A month later, I departed for Salt Lake City. My arrival in Salt Lake on Saturday (Sep 27th) brought yet another surprise. I walked through the door of the General Church Office Building and the secretary looked up and said, “Oh, you must be Elder Ellis. (How did she know?) Your mission call has been changed again. This time, you’re going to the Paris, France Mission.” And, that is exactly where I served. My high school dreams came true.
After an exciting, eventful, and successful mission in several French cities, including fulfilling my dream of tracting in the Latin Quarter in Paris, I returned home to Vancouver in September 1971. I left the next week for BYU in Provo, Utah, just missing an influx of new member including George Hara and others. He may have heard my homecoming talk; neither of us recall.
Once at BYU, I began working on a BA degree in French with a dramatic arts minor. The next August (1972), I was sealed to Mum and Louis in the Salt Lake Temple. One month later, I found my eternal companion, Merry Huntamer. We married four months later on 20 Dec. 1972 in the Provo Temple. I finished my BA and MA degrees at BYU and then completed a PhD at Washington State University. After that, I worked for 40 years as an assistant professor at Oklahoma State University and then an associate and full professor at Saint Martin’s University in Lacey, Washington. Much more importantly, I have served in many teaching and leadership callings in the Church as well as on four high councils. I currently teach Adult Institute and serve as ward clerk.

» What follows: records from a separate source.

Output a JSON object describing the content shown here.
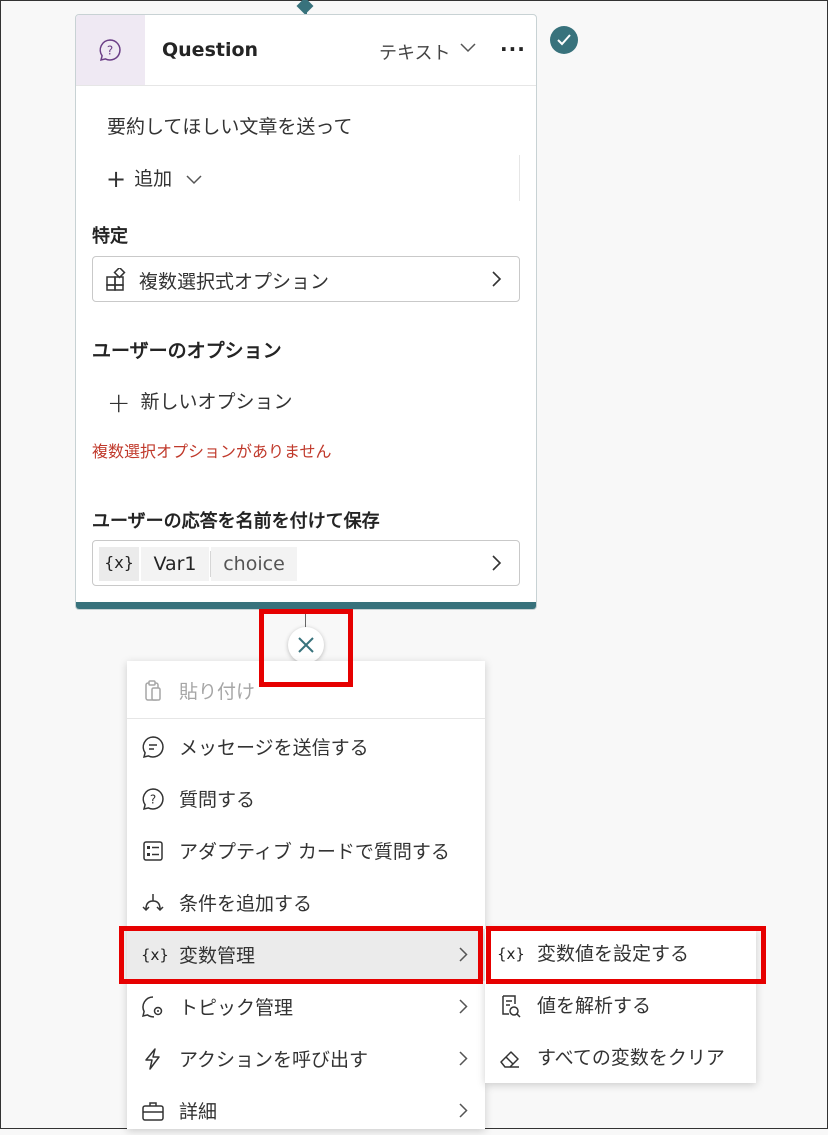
{
  "node": {
    "title": "Question",
    "type_label": "テキスト",
    "more_label": "···",
    "message": "要約してほしい文章を送って",
    "add_label": "追加",
    "identify_label": "特定",
    "identify_value": "複数選択式オプション",
    "user_options_label": "ユーザーのオプション",
    "new_option_label": "新しいオプション",
    "error_text": "複数選択オプションがありません",
    "save_label": "ユーザーの応答を名前を付けて保存",
    "var_icon": "{x}",
    "var_name": "Var1",
    "var_type": "choice"
  },
  "menu": {
    "items": [
      {
        "label": "貼り付け",
        "icon": "clipboard-icon",
        "disabled": true
      },
      {
        "label": "メッセージを送信する",
        "icon": "chat-icon"
      },
      {
        "label": "質問する",
        "icon": "question-icon"
      },
      {
        "label": "アダプティブ カードで質問する",
        "icon": "card-icon"
      },
      {
        "label": "条件を追加する",
        "icon": "branch-icon"
      },
      {
        "label": "変数管理",
        "icon": "variable-icon",
        "submenu": true,
        "active": true
      },
      {
        "label": "トピック管理",
        "icon": "topic-settings-icon",
        "submenu": true
      },
      {
        "label": "アクションを呼び出す",
        "icon": "lightning-icon",
        "submenu": true
      },
      {
        "label": "詳細",
        "icon": "briefcase-icon",
        "submenu": true
      }
    ]
  },
  "submenu": {
    "items": [
      {
        "label": "変数値を設定する",
        "icon": "variable-icon"
      },
      {
        "label": "値を解析する",
        "icon": "parse-value-icon"
      },
      {
        "label": "すべての変数をクリア",
        "icon": "eraser-icon"
      }
    ]
  },
  "colors": {
    "accent": "#38727c",
    "highlight": "#e60000",
    "error": "#c0392b"
  }
}
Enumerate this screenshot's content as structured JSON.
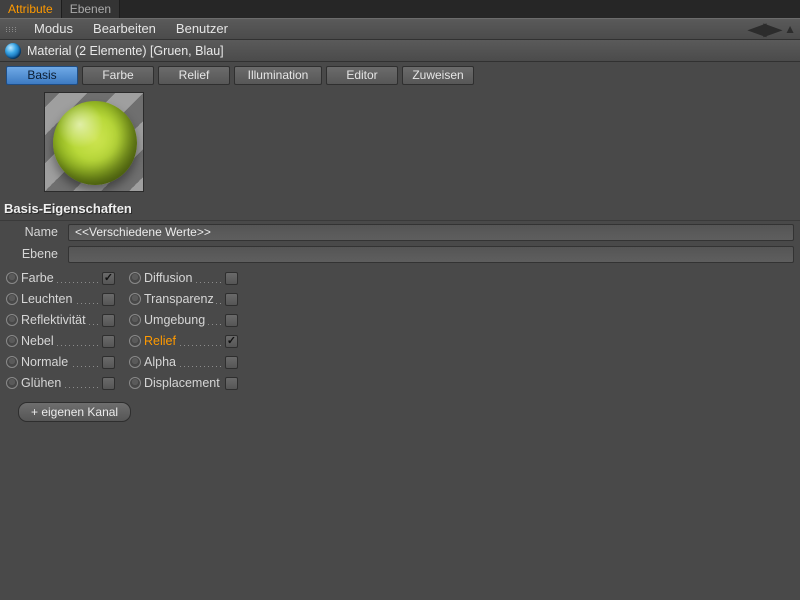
{
  "top_tabs": {
    "attribute": "Attribute",
    "ebenen": "Ebenen"
  },
  "menu": {
    "modus": "Modus",
    "bearbeiten": "Bearbeiten",
    "benutzer": "Benutzer"
  },
  "material": {
    "title": "Material (2 Elemente) [Gruen, Blau]"
  },
  "sub_tabs": {
    "basis": "Basis",
    "farbe": "Farbe",
    "relief": "Relief",
    "illumination": "Illumination",
    "editor": "Editor",
    "zuweisen": "Zuweisen"
  },
  "section": {
    "title": "Basis-Eigenschaften"
  },
  "form": {
    "name_label": "Name",
    "name_value": "<<Verschiedene Werte>>",
    "ebene_label": "Ebene",
    "ebene_value": ""
  },
  "channels": {
    "col1": [
      {
        "label": "Farbe",
        "checked": true
      },
      {
        "label": "Leuchten",
        "checked": false
      },
      {
        "label": "Reflektivität",
        "checked": false
      },
      {
        "label": "Nebel",
        "checked": false
      },
      {
        "label": "Normale",
        "checked": false
      },
      {
        "label": "Glühen",
        "checked": false
      }
    ],
    "col2": [
      {
        "label": "Diffusion",
        "checked": false
      },
      {
        "label": "Transparenz",
        "checked": false
      },
      {
        "label": "Umgebung",
        "checked": false
      },
      {
        "label": "Relief",
        "checked": true,
        "highlight": true
      },
      {
        "label": "Alpha",
        "checked": false
      },
      {
        "label": "Displacement",
        "checked": false
      }
    ]
  },
  "buttons": {
    "add_channel": "+ eigenen Kanal"
  }
}
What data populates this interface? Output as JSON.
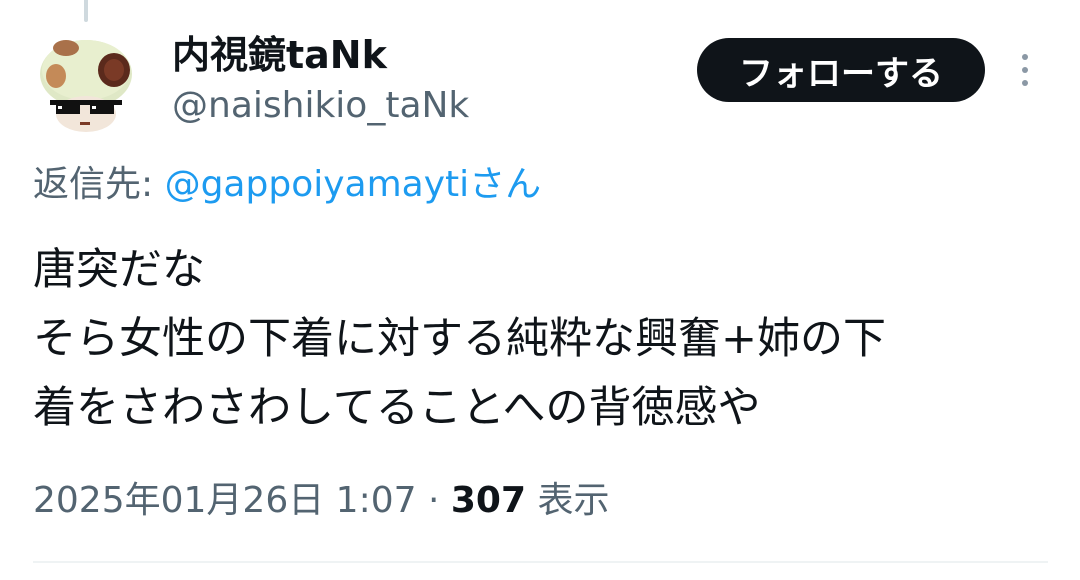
{
  "tweet": {
    "author": {
      "display_name": "内視鏡taNk",
      "handle": "@naishikio_taNk",
      "avatar_icon": "mushroom-with-sunglasses-avatar"
    },
    "follow_label": "フォローする",
    "more_icon": "more-vertical-icon",
    "reply_to": {
      "prefix": "返信先: ",
      "mention": "@gappoiyamayti",
      "suffix": "さん"
    },
    "text_lines": [
      "唐突だな",
      "そら女性の下着に対する純粋な興奮+姉の下",
      "着をさわさわしてることへの背徳感や"
    ],
    "timestamp": "2025年01月26日 1:07",
    "separator": " · ",
    "views_count": "307",
    "views_label": " 表示"
  },
  "colors": {
    "text_primary": "#0f1419",
    "text_secondary": "#536471",
    "link": "#1d9bf0",
    "button_bg": "#0f1419",
    "button_text": "#ffffff",
    "divider": "#eff3f4"
  }
}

There is an old saying: “One can count the number of seeds in an apple, but no-one can count the number of apples in a seed.” It’s amazing how one conversion leads so surely to many others. Barry’s school friend in Los Angeles, in gathering up his courage to talk to Barry and plant a seed, started a chain of conversion that hasn’t finished yet. Barry and I have both served proselytizing, family history, and/or temple missions as have our children and our grandchildren, baptizing many, many people into the Kingdom of God on both sides of the veil. Over the years, my testimony grew to wash away any questions I might have had as a young boy. I study the Book of Mormon as a glorious book of scripture and I have come to see how thin the veil is when doing family history work. I still love the prophet of this dispensation, Joseph Smith, but I also love our current prophet, Russell M. Nelson. (Don’t we all!) I know that God lives and has a plan for each one of us. I feel richly blessed to be able to have the Gospel as the centerpiece of my life.